You have to look in the horse’s mouth to know how many teeth it has.
In parallel, with the fault tree analysis (FTA) in hand, I would have a widely advertised 'Come to Jesus' with cognizant [Design] QA and Design Engineering to look at the analysis and testing behind the aging and reliability studies that assess the expected wear patterns over time of the critical components, and assess whether consideration was afforded design margin against each use case, and see if onset of uncommanded discharges (UC) was “out of box” or after a period of use, and if so, how much wear and abuse the produced pistols experienced.
I would also see if there was a staff position for ‘Reliability Engineer’ at SIG and see if they were a refugee from Pratt & Whitney, or a newb freshly minted from an associate’s degree program from the Sam Houston Institute of Technology (or SHIT).
I would assess the statistical validity of the sample sizes used to establish confidence levels. This is the most significant contributor to Design and Process Validation efficacy; management does not want to spend the money to run sufficient quantities of product through testing.
For safety critical (or Mission Critical — think ‘Nuclear Weapons’) the testing is 'the reveal' to weakness in design or process. In the Semiconductor Segment, the process IS the product (the chips produced are only the accounting units to allocate cost and tally scrap).
Note: The product that ships new out of the factory is not the product that degrades with use over time.
The ‘use case’ anecdotally appears to influence UC. The credible videos I have seen comport with heavier use, in the MIL / Police / and competitive civilian shooting use cases.
Occasional use, apparently not at all.
There is a video circulating where some dude sticks a screw in the trigger assembly to "take up the slack" on the trigger and repeatedly forces an UC. This is what you get on the interwebs these days.
This 'test' is not a valid use case. Pleeease.
I would look at the validation plan, looking at drop shock, thermal shock, and vibration testing. I would want to assess the “vibe profile” used for testing including the PSD factor(s) and over what frequency domain(s), and the test setup used. I would look at a design FEA (finite element analysis) to see what stress gradients and torsional effects are at play (assuming a FEA was performed -- likely not).
LEO’s are renowned for not lubricating their duty pistols, even though a majority of them are good “gun guys”.
I would want to see the process validation test results for the population that was run to failure “bone dry”.
Note: Trying to tell busy LEO’s to lube their Roscoe weekly is like telling someone attending a P-diddy “freak out” not to get any bodily fluids or baby oil on them.

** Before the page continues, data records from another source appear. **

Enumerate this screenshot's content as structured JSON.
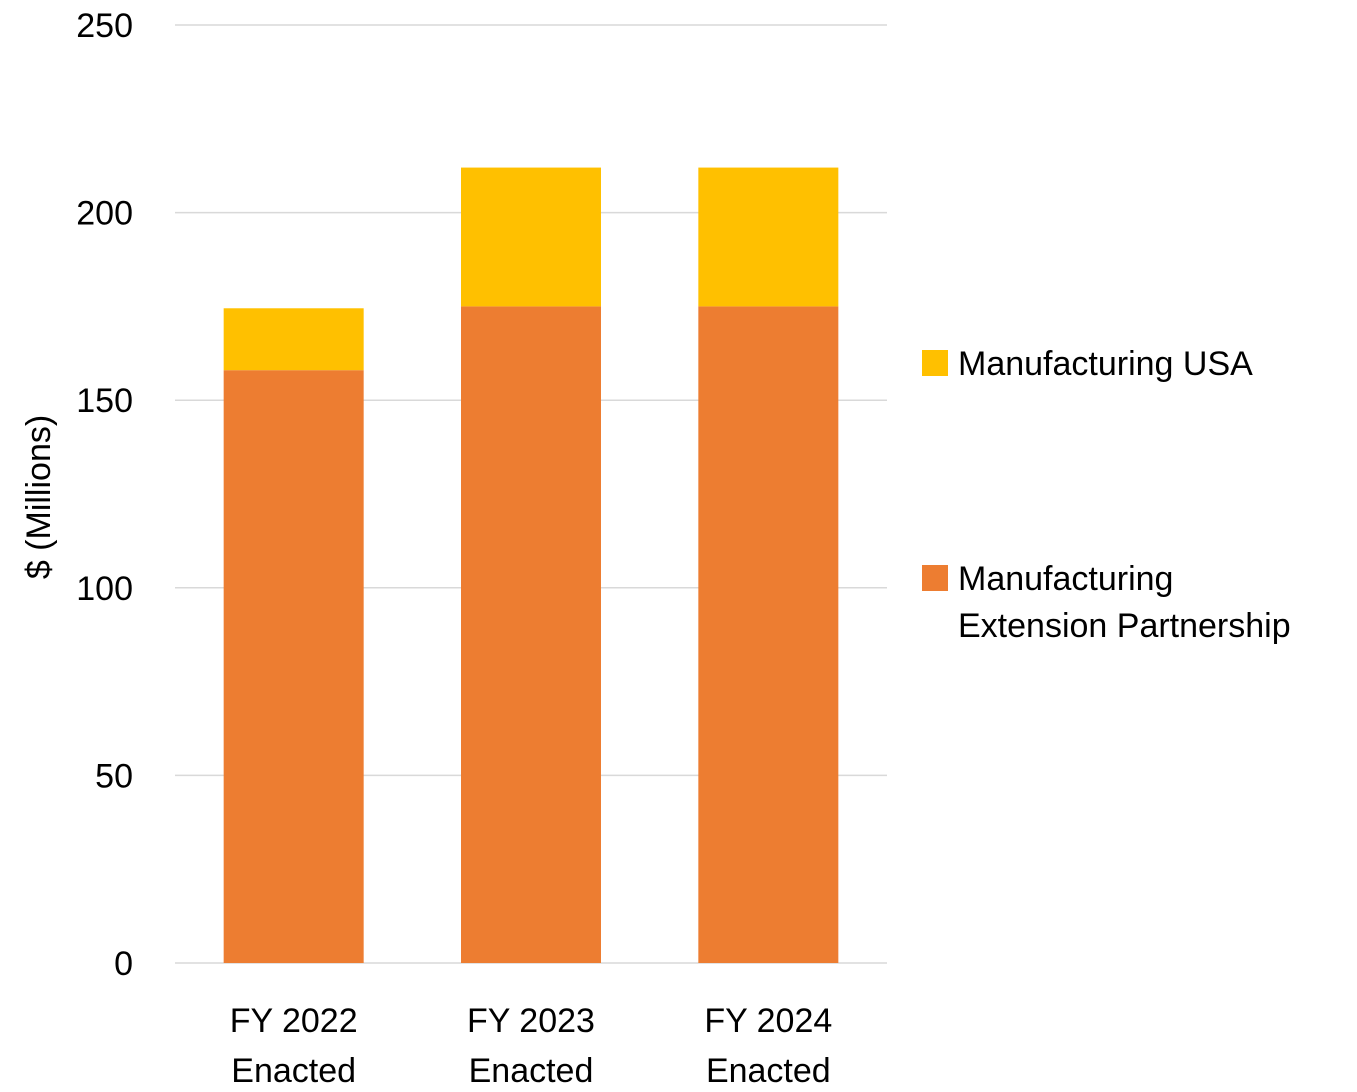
{
  "chart_data": {
    "type": "bar",
    "stacked": true,
    "title": "",
    "xlabel": "",
    "ylabel": "$ (Millions)",
    "ylim": [
      0,
      250
    ],
    "yticks": [
      0,
      50,
      100,
      150,
      200,
      250
    ],
    "grid": true,
    "legend_position": "right",
    "categories": [
      [
        "FY 2022",
        "Enacted"
      ],
      [
        "FY 2023",
        "Enacted"
      ],
      [
        "FY 2024",
        "Enacted"
      ]
    ],
    "series": [
      {
        "name": "Manufacturing Extension Partnership",
        "color": "#ED7D31",
        "values": [
          158,
          175,
          175
        ]
      },
      {
        "name": "Manufacturing USA",
        "color": "#FFC000",
        "values": [
          16.5,
          37,
          37
        ]
      }
    ],
    "legend": [
      {
        "lines": [
          "Manufacturing USA"
        ],
        "color": "#FFC000"
      },
      {
        "lines": [
          "Manufacturing",
          "Extension Partnership"
        ],
        "color": "#ED7D31"
      }
    ]
  }
}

SIG is a nimble company. It is run by an Israeli CEO. They have entered the markets early for all manner of products, are quick to act, and it has yielded steller results as a company (financially, organizationally, and market timing), but I do not know their level of mastery with Operational Test & Evaluation as it relates to devising Validation Requirements. H&K is slow, stogy, methodical, and enters the market windows late... but their shit works.
This would be my approach to bird dogging this issue with the SIG P320 to root cause.
The rest of this online chatter is just arm waiving, posturing, and narrative control in advance of lawsuits.